Dispute over Czechoslovakia name after 1989

The Hyphen War (Pomlčková válka; Pomlčková vojna) was the political conflict over renaming the country of Czechoslovakia after the fall of the Communist government in 1989.

== Background ==
The official name of the country during the last 30 years of Communist rule was "Czechoslovak Socialist Republic" (in Czech and in Slovak Československá socialistická republika, or ČSSR). In December 1989—a month after the Velvet Revolution—President Václav Havel announced that the word "Socialist" would be dropped from the country's official name. Conventional wisdom suggested that it would be known as simply the "Czechoslovak Republic", which was its official name from 1920 to 1938 and again during the Third Czechoslovak Republic and the early years of Socialist Czechoslovakia (1948–1960).

However, Slovak politicians felt this diminished Slovakia's equal stature, and demanded that the country's name be spelled with a hyphen, as it was spelled from independence in 1918 until 1920, and again during the Second Czechoslovak Republic (1938–1939). This proposal did not sit well with Czech politicians, as it brought back reminders of when the country's official name had been exactly "Czecho-Slovak Republic" during the 1938 Munich Agreement, in which Nazi Germany annexed a part of that territory.

==Resolution==
As a compromise, on 29 March 1990 the Czechoslovak parliament resolved that the country's long name was to be the "Czechoslovak Federative Republic," explicitly acknowledging that the country was a federation. The name was to be spelled without a hyphen in Czech (Československá federativní republika), but with a hyphen in Slovak (Česko-slovenská federatívna republika). An informal agreement on the Slovak long-form name was to be codified in a future law on state symbols.

This solution was found to be unsatisfactory, and less than a month later, on 20 April 1990, the parliament changed the name again, to the "Czech and Slovak Federative Republic" (Česká a Slovenská Federativní Republika, Česká a Slovenská Federatívna Republika, or ČSFR). This law explicitly listed the long-form names in both languages and stated they were equal.

This new name broke the capitalization rules of Czech and Slovak, but was accepted anyway as a compromise since generally, in both languages, if a proper noun spans multiple words, only the first word is capitalized, unless one of the other words is its own proper noun.

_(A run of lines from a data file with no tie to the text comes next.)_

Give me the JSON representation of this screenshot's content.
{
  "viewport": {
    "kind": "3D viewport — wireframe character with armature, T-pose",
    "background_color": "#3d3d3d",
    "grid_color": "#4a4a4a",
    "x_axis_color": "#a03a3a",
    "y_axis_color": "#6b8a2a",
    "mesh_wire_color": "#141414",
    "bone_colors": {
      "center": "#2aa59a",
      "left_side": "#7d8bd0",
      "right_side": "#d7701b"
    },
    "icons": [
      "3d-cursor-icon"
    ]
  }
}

Thus descriptive words such as "federative" and "republic" in country names are generally not capitalized. At the same time, adjectives derived from proper nouns are usually not proper nouns themselves e.g. české sklo (Bohemian glass) or Spojené státy americké (lit. 'United American states', i.e. United States of America). (Even though a word may be capitalized by the writer as a show of respect, e.g. Jeho Excelence (lit. 'His Excellency').) Therefore, the name would normally be written "Česká a slovenská federativní republika", Česká a slovenská federatívna republika". Capitalizing all of the words in "Czech and Slovak Federative Republic" eliminated the issue around the capitalization of "Slovenská".

Although the character demanded by Slovaks was a hyphen (Czech, Slovak: spojovník), the conflict is named in Czech and Slovak after a dash (Czech, Slovak: pomlčka). Although there is a clear difference between a hyphen - and a dash – in Czech and Slovak spelling (a hyphen is used to mark a connection between two words, while a dash is used in other cases), both Czechs and Slovaks often use the term pomlčka for both. Nonetheless, English-language media generally refer to the conflict as the "Hyphen War".

The "war" was an early dispute between the Czech and Slovak halves of the federation. Over the following two years, more substantial disputes arose between the two halves. In 1992, Czech and Slovak politicians agreed to split the country into the Czech Republic and the Slovak Republic—the so-called Velvet Divorce—which became effective on 1 January 1993.